Il ruolo delle donne nella Chiesa: un diritto delle battezzate

Risposte di papa Francesco a domande poste dalle superiori generali degli ordini religiosi nell’incontro avvenuto nell’aula Paolo VI il 12 maggio 2016.

Prima domanda

Per un migliore inserimento delle donne nella vita della Chiesa

Papa Francesco, Lei ha detto che “il genio femminile è necessario in tutte le espressioni della vita della Chiesa e della società”, e tuttavia le donne sono escluse dai processi decisionali nella Chiesa, soprattutto ai più alti livelli, e dalla predicazione nell’Eucaristia. Un importante impedimento all’abbraccio pieno della Chiesa del “genio femminile” è il legame che sia i processi decisionali che la predicazione hanno con l’ordinazione sacerdotale. Lei vede un modo per separare dall’ordinazione sia i ruoli di leadership che la predicazione all’Eucaristia, in modo che la nostra Chiesa possa essere più aperta a ricevere il genio delle donne, in un futuro molto prossimo?

Papa Francesco

Sono varie cose qui che dobbiamo distinguere. La domanda è legata alla funzionalità, è legata molto alla funzionalità, mentre il ruolo della donna va oltre. Ma io adesso rispondo alla domanda, poi parliamo… Ho visto che ci sono altre domande che vanno oltre.

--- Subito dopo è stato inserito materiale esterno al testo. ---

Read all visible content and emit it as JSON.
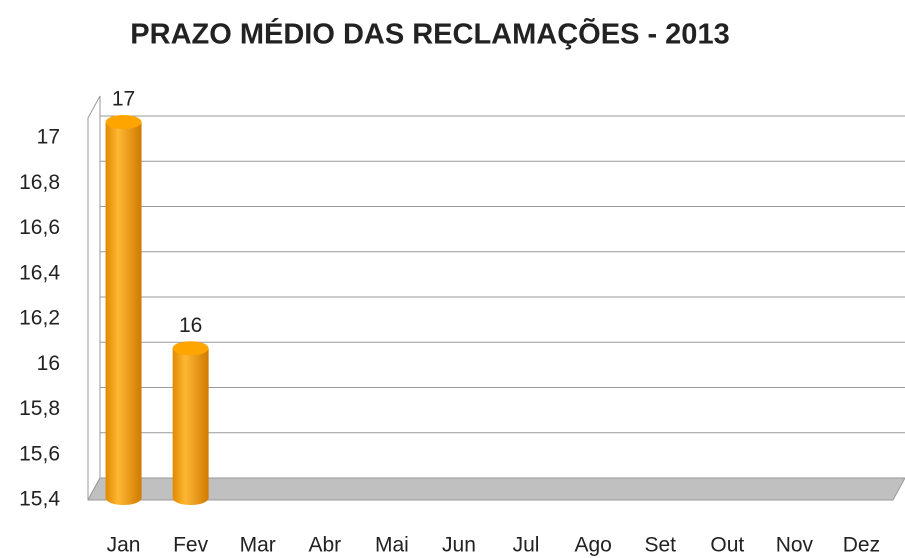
{
  "chart_data": {
    "type": "bar",
    "title": "PRAZO MÉDIO DAS RECLAMAÇÕES - 2013",
    "categories": [
      "Jan",
      "Fev",
      "Mar",
      "Abr",
      "Mai",
      "Jun",
      "Jul",
      "Ago",
      "Set",
      "Out",
      "Nov",
      "Dez"
    ],
    "values": [
      17,
      16,
      null,
      null,
      null,
      null,
      null,
      null,
      null,
      null,
      null,
      null
    ],
    "color": "#ffa500",
    "ylim": [
      15.4,
      17
    ],
    "yticks": [
      {
        "value": 15.4,
        "label": "15,4"
      },
      {
        "value": 15.6,
        "label": "15,6"
      },
      {
        "value": 15.8,
        "label": "15,8"
      },
      16,
      {
        "value": 16.2,
        "label": "16,2"
      },
      {
        "value": 16.4,
        "label": "16,4"
      },
      {
        "value": 16.6,
        "label": "16,6"
      },
      {
        "value": 16.8,
        "label": "16,8"
      },
      17
    ],
    "grid": true
  }
}
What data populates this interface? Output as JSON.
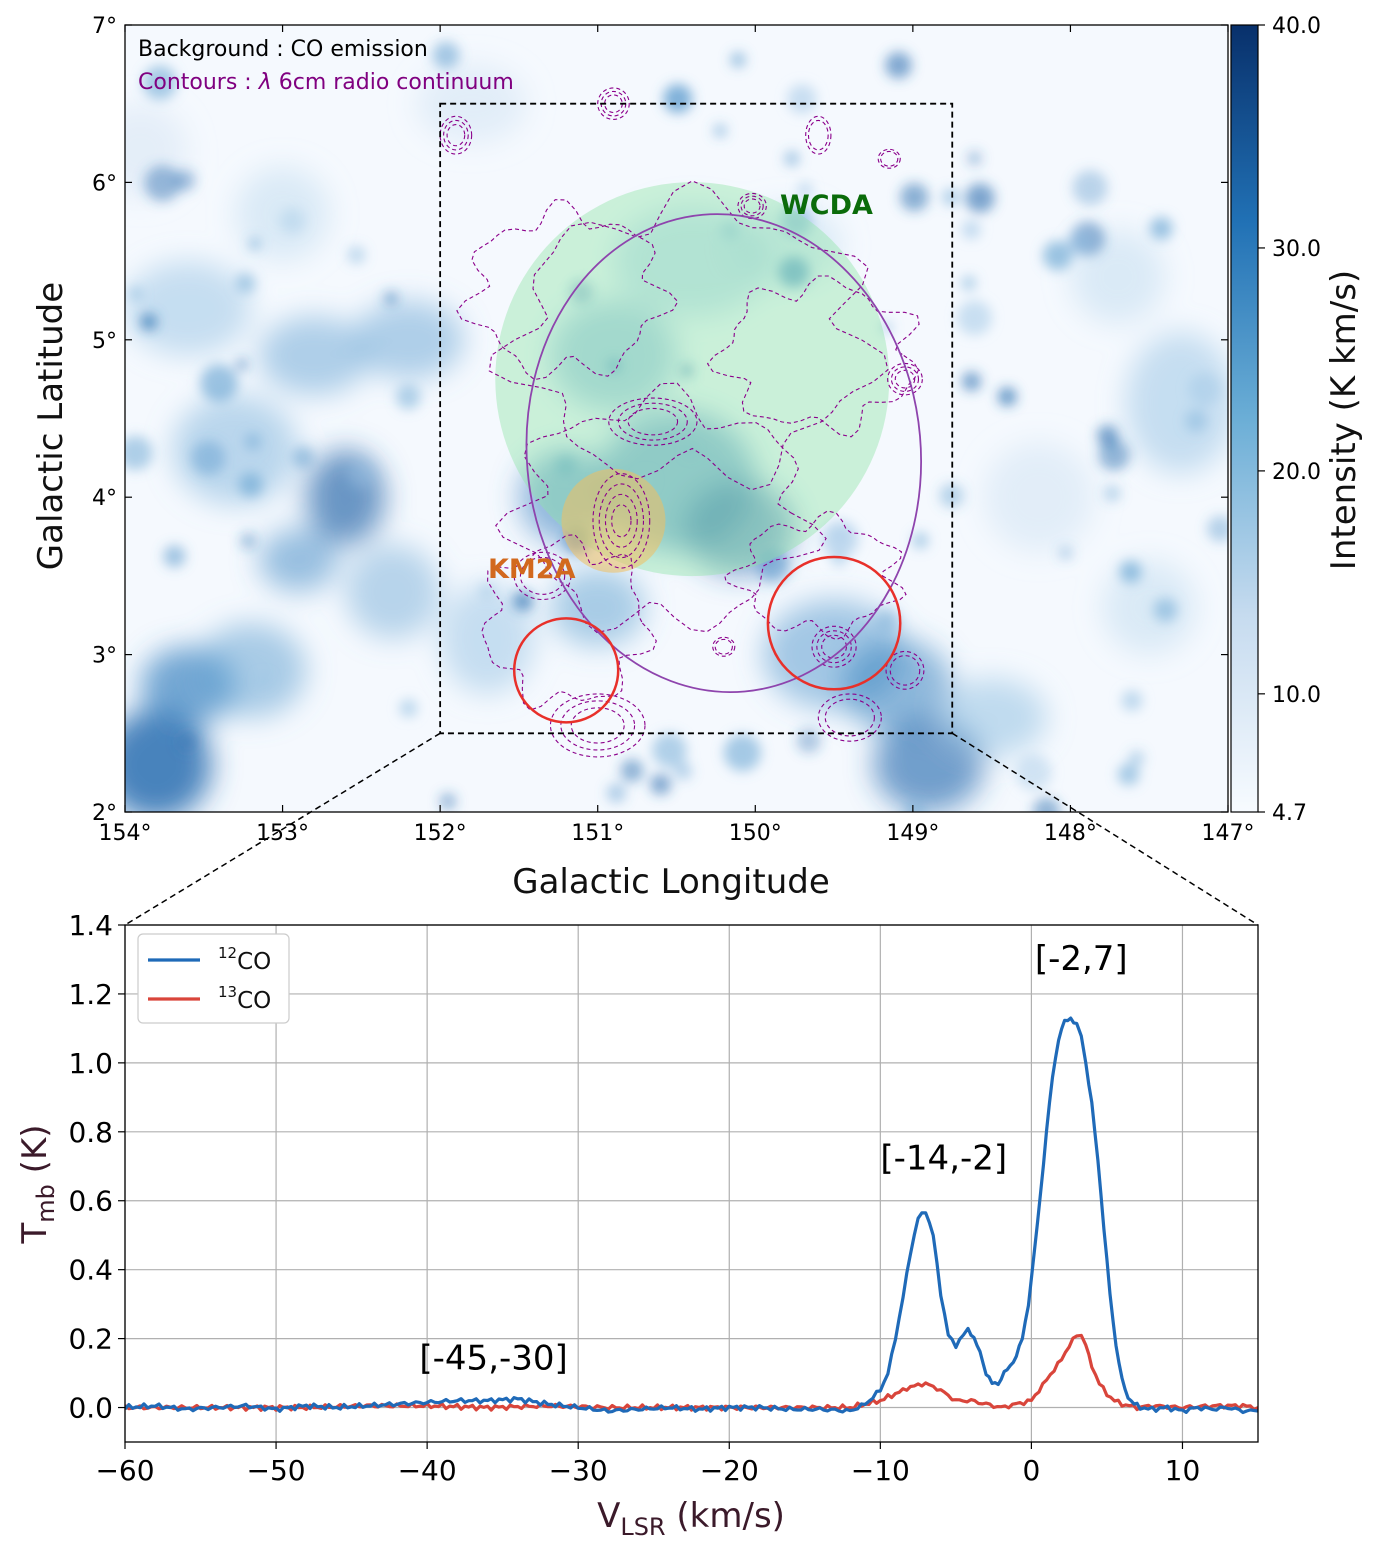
{
  "chart_data": [
    {
      "type": "heatmap",
      "panel": "top",
      "xlabel": "Galactic Longitude",
      "ylabel": "Galactic Latitude",
      "xlim": [
        154,
        147
      ],
      "ylim": [
        2,
        7
      ],
      "x_ticks": [
        154,
        153,
        152,
        151,
        150,
        149,
        148,
        147
      ],
      "y_ticks": [
        2,
        3,
        4,
        5,
        6,
        7
      ],
      "x_tick_labels": [
        "154°",
        "153°",
        "152°",
        "151°",
        "150°",
        "149°",
        "148°",
        "147°"
      ],
      "y_tick_labels": [
        "2°",
        "3°",
        "4°",
        "5°",
        "6°",
        "7°"
      ],
      "annotations": {
        "background_label": "Background : CO emission",
        "contours_label_prefix": "Contours : ",
        "contours_label_lambda": "λ",
        "contours_label_suffix": " 6cm radio continuum"
      },
      "colorbar": {
        "label": "Intensity (K km/s)",
        "range": [
          4.7,
          40.0
        ],
        "ticks": [
          4.7,
          10.0,
          20.0,
          30.0,
          40.0
        ],
        "tick_labels": [
          "4.7",
          "10.0",
          "20.0",
          "30.0",
          "40.0"
        ],
        "colormap": "Blues"
      },
      "zoom_box": {
        "l_range": [
          152.0,
          148.75
        ],
        "b_range": [
          2.5,
          6.5
        ]
      },
      "sources": [
        {
          "name": "WCDA",
          "center_l": 150.4,
          "center_b": 4.75,
          "radius_deg": 1.25,
          "color": "#90e4a8",
          "label_color": "#0a6b0a"
        },
        {
          "name": "KM2A",
          "center_l": 150.9,
          "center_b": 3.85,
          "radius_deg": 0.33,
          "color": "#f0c060",
          "label_color": "#d2691e"
        }
      ],
      "ellipse": {
        "center_l": 150.2,
        "center_b": 4.28,
        "semi_axes_deg": [
          1.25,
          1.52
        ],
        "color": "#8e44ad"
      },
      "red_circles": [
        {
          "center_l": 151.2,
          "center_b": 2.9,
          "radius_deg": 0.33
        },
        {
          "center_l": 149.5,
          "center_b": 3.2,
          "radius_deg": 0.42
        }
      ]
    },
    {
      "type": "line",
      "panel": "bottom",
      "xlabel": "V",
      "xlabel_sub": "LSR",
      "xlabel_unit": " (km/s)",
      "ylabel": "T",
      "ylabel_sub": "mb",
      "ylabel_unit": " (K)",
      "xlim": [
        -60,
        15
      ],
      "ylim": [
        -0.1,
        1.4
      ],
      "x_ticks": [
        -60,
        -50,
        -40,
        -30,
        -20,
        -10,
        0,
        10
      ],
      "x_tick_labels": [
        "−60",
        "−50",
        "−40",
        "−30",
        "−20",
        "−10",
        "0",
        "10"
      ],
      "y_ticks": [
        0.0,
        0.2,
        0.4,
        0.6,
        0.8,
        1.0,
        1.2,
        1.4
      ],
      "y_tick_labels": [
        "0.0",
        "0.2",
        "0.4",
        "0.6",
        "0.8",
        "1.0",
        "1.2",
        "1.4"
      ],
      "grid": true,
      "legend_position": "top-left",
      "annotations": [
        {
          "text": "[-2,7]",
          "x": 3.3,
          "y": 1.27
        },
        {
          "text": "[-14,-2]",
          "x": -5.8,
          "y": 0.69
        },
        {
          "text": "[-45,-30]",
          "x": -35.6,
          "y": 0.11
        }
      ],
      "series": [
        {
          "name_sup": "12",
          "name": "CO",
          "color": "#1f6ab8",
          "x": [
            -60,
            -58,
            -56,
            -54,
            -52,
            -50,
            -48,
            -46,
            -44,
            -42,
            -40,
            -38,
            -36,
            -34,
            -32,
            -30,
            -28,
            -26,
            -24,
            -22,
            -20,
            -18,
            -16,
            -14,
            -12,
            -11,
            -10,
            -9.5,
            -9,
            -8.5,
            -8,
            -7.5,
            -7,
            -6.5,
            -6,
            -5.5,
            -5,
            -4.5,
            -4.2,
            -3.8,
            -3.4,
            -3,
            -2.6,
            -2.2,
            -1.8,
            -1.4,
            -1,
            -0.6,
            -0.2,
            0.2,
            0.6,
            1,
            1.4,
            1.8,
            2.2,
            2.6,
            3,
            3.3,
            3.6,
            4,
            4.4,
            4.8,
            5.2,
            5.6,
            6,
            6.4,
            6.8,
            7.2,
            8,
            9,
            10,
            11,
            12,
            13,
            14,
            15
          ],
          "y": [
            0.0,
            0.005,
            -0.005,
            0.0,
            0.005,
            -0.005,
            0.005,
            0.0,
            0.005,
            0.01,
            0.015,
            0.02,
            0.02,
            0.025,
            0.01,
            0.0,
            -0.01,
            -0.005,
            0.0,
            -0.005,
            0.0,
            0.0,
            -0.005,
            -0.005,
            -0.01,
            0.01,
            0.05,
            0.1,
            0.2,
            0.32,
            0.45,
            0.55,
            0.57,
            0.5,
            0.33,
            0.21,
            0.18,
            0.21,
            0.23,
            0.2,
            0.16,
            0.1,
            0.07,
            0.07,
            0.1,
            0.12,
            0.15,
            0.2,
            0.3,
            0.45,
            0.62,
            0.8,
            0.96,
            1.07,
            1.12,
            1.13,
            1.11,
            1.08,
            1.0,
            0.88,
            0.72,
            0.52,
            0.33,
            0.18,
            0.08,
            0.03,
            0.01,
            0.0,
            -0.005,
            0.0,
            -0.01,
            0.0,
            -0.005,
            0.0,
            -0.01,
            -0.01
          ]
        },
        {
          "name_sup": "13",
          "name": "CO",
          "color": "#d9453b",
          "x": [
            -60,
            -56,
            -52,
            -48,
            -44,
            -40,
            -36,
            -32,
            -28,
            -24,
            -20,
            -16,
            -12,
            -10,
            -9,
            -8,
            -7,
            -6,
            -5,
            -4,
            -3,
            -2,
            -1,
            0,
            0.5,
            1,
            1.5,
            2,
            2.5,
            3,
            3.3,
            3.6,
            4,
            4.5,
            5,
            5.5,
            6,
            7,
            8,
            10,
            12,
            14,
            15
          ],
          "y": [
            0.0,
            0.0,
            0.0,
            0.0,
            0.005,
            0.005,
            0.0,
            0.005,
            0.0,
            0.0,
            0.0,
            0.0,
            0.0,
            0.02,
            0.04,
            0.06,
            0.07,
            0.05,
            0.02,
            0.02,
            0.01,
            0.0,
            0.01,
            0.02,
            0.05,
            0.08,
            0.11,
            0.14,
            0.18,
            0.21,
            0.21,
            0.18,
            0.12,
            0.07,
            0.04,
            0.02,
            0.01,
            0.0,
            0.005,
            0.0,
            0.005,
            0.005,
            0.0
          ]
        }
      ]
    }
  ]
}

E’ vero che le donne sono escluse dai processi decisionali nella Chiesa: escluse no, ma è molto debole l’inserimento delle donne lì, nei processi decisionali. Dobbiamo andare avanti. Per esempio – davvero io non vedo difficoltà – credo che nel Pontificio Consiglio Giustizia e Pace che porta avanti la segreteria sia una donna, una religiosa. E’ stata proposta un’altra e io l’ho nominata, ma lei ha preferito di no, perché doveva andare da un’altra parte a fare altri lavori della sua Congregazione. Si deve andare oltre, perché per tanti aspetti dei processi decisionali non è necessaria l’ordinazione. Non è necessaria. Nella riforma della Cost. ap. Pastor Bonus, a proposito dei Dicasteri, quando non c’è la giurisdizione che viene dall’ordinazione – cioè la giurisdizionale pastorale – non si vede scritto che può essere una donna, non so se capo dicastero, ma… Per esempio per i migranti: al dicastero per i migranti una donna potrebbe andare. E quando c’è necessità – adesso che i migranti entrano in un dicastero – della giurisdizione, sarà il Prefetto a dare questo permesso. Ma nell’ordinario può andare, nell’esecuzione del processo decisionale. Per me è molto importante l’elaborazione delle decisioni: non soltanto l’esecuzione, ma anche l’elaborazione, e cioè che le donne, sia consacrate sia laiche, entrino nella riflessione del processo e nella discussione. Perché la donna guarda la vita con occhi propri e noi uomini non possiamo guardarla così. E’ il modo di vedere un problema, di vedere qualsiasi cosa, in una donna è diverso rispetto a quello che è per l’uomo. Devono essere complementari, e nelle consultazioni è importante che ci siano le donne.

Io ho avuto l’esperienza a Buenos Aires di un problema: vedendolo con il Consiglio presbiterale – quindi tutti uomini – era ben trattato; poi, il vederlo con un gruppo di donne religiose e laiche ha arricchito tanto, tanto, e favorito la decisione con una visione complementare. E’ necessario, è necessario questo! E penso che dobbiamo andare avanti, su questo poi il processo decisionale vedrà.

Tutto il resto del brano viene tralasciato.